An open letter to the NoSQL community

Following some discussion on Twitter today I posted this thread to the nosql-discussion group. You can see the outcome for yourself (essentially, and unsurprisingly I might add, “please feel free to take your software and call it whatever you want“).

While I don’t want to mess with their momentum (it’s a good cause, if branded with an unfortunate name) this isn’t the first time the issue’s been raised and I doubt it will be the last. I do however think that “no SQL” is completely missing the point and that the core concern is trading consistency for scalability. At the end of the day developers and users will deploy what is most appropriate for the task at hand.

There’a already been a question about alternatives to SQL, and knowing how Structured Query Language (SQL) came to be (consider the interfaces before it existed and compare that to what we have today) I figure it’s only a matter of time before history repeats itself and we end up creating something like Cloud Query Language (CQL) (a deliberate play on words). The closer this is to ANSI SQL the better it will be, both in terms of technology reuse and of the bags of bones that need to understand how it works… for the same reason the Open Cloud Computing Interface (OCCI) tries very hard to be as close as possible to HyperText Transfer Protocol (HTTP).

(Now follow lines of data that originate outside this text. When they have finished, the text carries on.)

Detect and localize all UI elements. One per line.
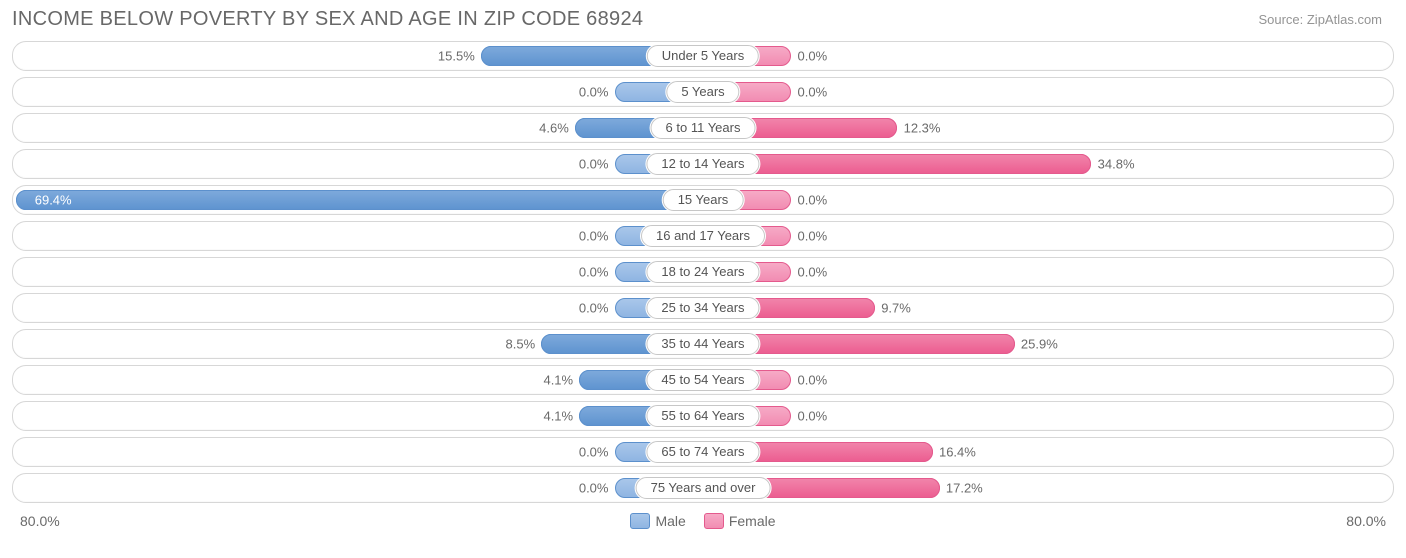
chart-row: Under 5 Years 15.5% 0.0% — [12, 41, 1394, 71]
female-value-label: 0.0% — [798, 373, 828, 388]
female-value-label: 0.0% — [798, 85, 828, 100]
chart-row: 16 and 17 Years 0.0% 0.0% — [12, 221, 1394, 251]
female-value-label: 0.0% — [798, 229, 828, 244]
row-category-label: 15 Years — [663, 189, 744, 211]
chart-body: Under 5 Years 15.5% 0.0% 5 Years 0.0% 0.0% 6 t… — [0, 35, 1406, 503]
female-value-label: 0.0% — [798, 265, 828, 280]
row-category-label: Under 5 Years — [647, 45, 759, 67]
chart-row: 35 to 44 Years 8.5% 25.9% — [12, 329, 1394, 359]
female-value-label: 0.0% — [798, 193, 828, 208]
chart-row: 75 Years and over 0.0% 17.2% — [12, 473, 1394, 503]
legend-female-swatch — [704, 513, 724, 529]
row-category-label: 75 Years and over — [636, 477, 771, 499]
chart-row: 15 Years 69.4% 0.0% — [12, 185, 1394, 215]
chart-title: INCOME BELOW POVERTY BY SEX AND AGE IN Z… — [12, 8, 643, 31]
legend-male-swatch — [630, 513, 650, 529]
row-category-label: 25 to 34 Years — [646, 297, 759, 319]
female-value-label: 16.4% — [939, 445, 976, 460]
chart-row: 55 to 64 Years 4.1% 0.0% — [12, 401, 1394, 431]
chart-row: 25 to 34 Years 0.0% 9.7% — [12, 293, 1394, 323]
male-value-label: 4.6% — [539, 121, 569, 136]
male-value-label: 4.1% — [543, 373, 573, 388]
female-value-label: 17.2% — [946, 481, 983, 496]
male-value-label: 4.1% — [543, 409, 573, 424]
chart-row: 12 to 14 Years 0.0% 34.8% — [12, 149, 1394, 179]
chart-legend: Male Female — [630, 513, 775, 529]
chart-footer: 80.0% Male Female 80.0% — [0, 509, 1406, 539]
row-category-label: 5 Years — [666, 81, 739, 103]
chart-row: 65 to 74 Years 0.0% 16.4% — [12, 437, 1394, 467]
chart-row: 6 to 11 Years 4.6% 12.3% — [12, 113, 1394, 143]
row-category-label: 65 to 74 Years — [646, 441, 759, 463]
axis-right-label: 80.0% — [1346, 513, 1386, 529]
male-value-label: 0.0% — [579, 481, 609, 496]
chart-source: Source: ZipAtlas.com — [1258, 12, 1382, 27]
female-value-label: 34.8% — [1098, 157, 1135, 172]
chart-row: 5 Years 0.0% 0.0% — [12, 77, 1394, 107]
male-value-label: 0.0% — [579, 265, 609, 280]
female-value-label: 0.0% — [798, 49, 828, 64]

———- Forwarded message ———-
From: Sam Johnston
Date: Tue, Oct 27, 2009 at 3:33 PM
Subject: An open letter to the NoSQL community

Afternoon NoSQLers,

I write to you as a huge fan of next generation databases, but also as someone who doesn’t associate in any way with the “NoSQL” moniker. I don’t particularly care for SQL and appreciate the contrived contention it creates, but I think it misses the point somewhat and alienates people like myself who might otherwise have been drawn to the project.

I assume that by “NoSQL” we’re referring to the next generation of [generally cloud-based] databases such as Google’s BigTable, Amazon’s SimpleDB, Facebook’s Cassandra, etc., in which case the issue is more the underlying model (e.g. ACID vs BASE), where we are ultimately trading consistency for scalability.

To me this has nothing to do with the query language (which would still arguably be useful for many applications and which may as well be [something like] SQL, albeit adapted), nor the relational (as opposed to navigational) nature of the data (which is still the case today – it’s just represented as pointers rather than separate “relation” tables), and to focus on either attribute is missing the point. This is particularly true with today’s announcement of Amazon RDS.

Perhaps it’s too late already, but I’d like to think we can come up with a more representative name to which everyone can associate (and which isn’t so scary for fickle enterprise customers). There’s already been a couple of decent suggestions, including alt.db, db-ng, NRDB[MS], etc.